At the memory of Emmet's discomfiture he interrupted his story to indulge in one of his silent laughs, an expression of mirth which, to his listener's excited mind, seemed almost an inhuman exhibition of his professed detachment from the passions about him. Perhaps, had he seen the dapper Cobbens and the lethargic Parr escorting the unsuspicious President to the carriage, and Emmet's expression as he found himself shoved into the third place in the procession, he might have appreciated his companion's sense of the ridiculous. But it was the inward struggle, not the outward aspect, that stirred his emotions. Emmet's most bitter strictures upon Cobbens and his kind were justified by this incident, and he imagined the mayor's sensations when he found himself out-generalled and humiliated. What would Felicity have felt, had she been present to witness the scene? How it might have affected her toward her husband, whether it would have aroused her to champion him the more, or whether it would have moved her to scorn of his stupidity in allowing himself to be put aside, Leigh could only guess; but his own instinct was to make common cause with the man that was wronged.

"And who appointed the committee," he inquired, "if Emmet had nothing to do with it?"

"Why, they appointed themselves, without any more regard for the mayor than if he had been a professor in St. George's Hall.
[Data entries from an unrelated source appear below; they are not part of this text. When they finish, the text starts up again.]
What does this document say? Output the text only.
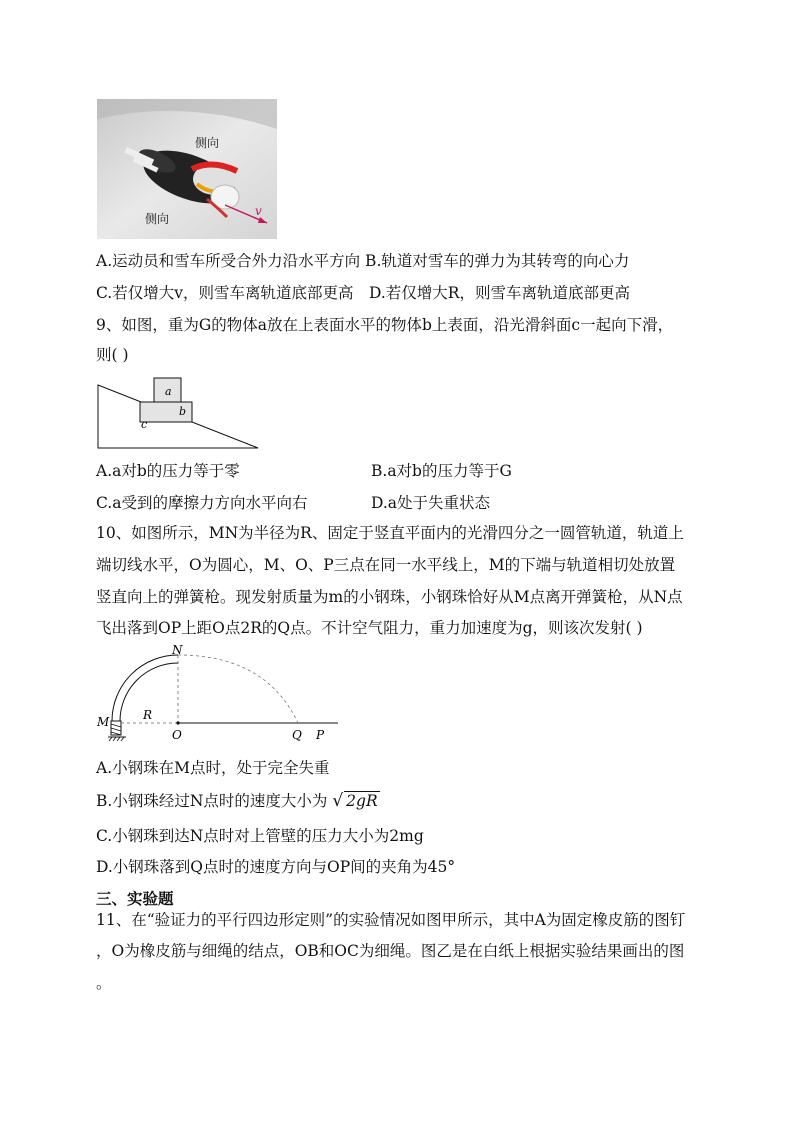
侧向
侧向
v
A.运动员和雪车所受合外力沿水平方向 B.轨道对雪车的弹力为其转弯的向心力
C.若仅增大v，则雪车离轨道底部更高　D.若仅增大R，则雪车离轨道底部更高
9、如图，重为G的物体a放在上表面水平的物体b上表面，沿光滑斜面c一起向下滑，
则( )
a
b
c
A.a对b的压力等于零	B.a对b的压力等于G
C.a受到的摩擦力方向水平向右	D.a处于失重状态
10、如图所示，MN为半径为R、固定于竖直平面内的光滑四分之一圆管轨道，轨道上
端切线水平，O为圆心，M、O、P三点在同一水平线上，M的下端与轨道相切处放置
竖直向上的弹簧枪。现发射质量为m的小钢珠，小钢珠恰好从M点离开弹簧枪，从N点
飞出落到OP上距O点2R的Q点。不计空气阻力，重力加速度为g，则该次发射( )
N
M	R
O	Q P
A.小钢珠在M点时，处于完全失重
B.小钢珠经过N点时的速度大小为 √ 2gR
C.小钢珠到达N点时对上管壁的压力大小为2mg
D.小钢珠落到Q点时的速度方向与OP间的夹角为45°
三、实验题
11、在“验证力的平行四边形定则”的实验情况如图甲所示，其中A为固定橡皮筋的图钉
，O为橡皮筋与细绳的结点，OB和OC为细绳。图乙是在白纸上根据实验结果画出的图
。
Now perhaps you begin to appreciate why I remarked that this was an occasion of more than ordinary interest. Can we doubt that word has gone round among the proletariat that their mayor has been insulted, and can we doubt that they will be at the opera house in full force to express their opinion of the committee? You see now my motive in coming. I am like the man that went to the animal show in the hope of seeing the lion eat the trainer. In other words, if the people are going to give us a specimen of the psychology of the mob, I wish to be there to enjoy it. Such a thing might help one to an appreciation of certain incidents in Roman history, like the turmoils in the time of the Gracchi, and the scene in the forum when Mark Antony played on the heartstrings of the populace. Everything is grist that comes to our mill. Even a football game is a modern rendition of a gladiatorial combat. Don't you think so?"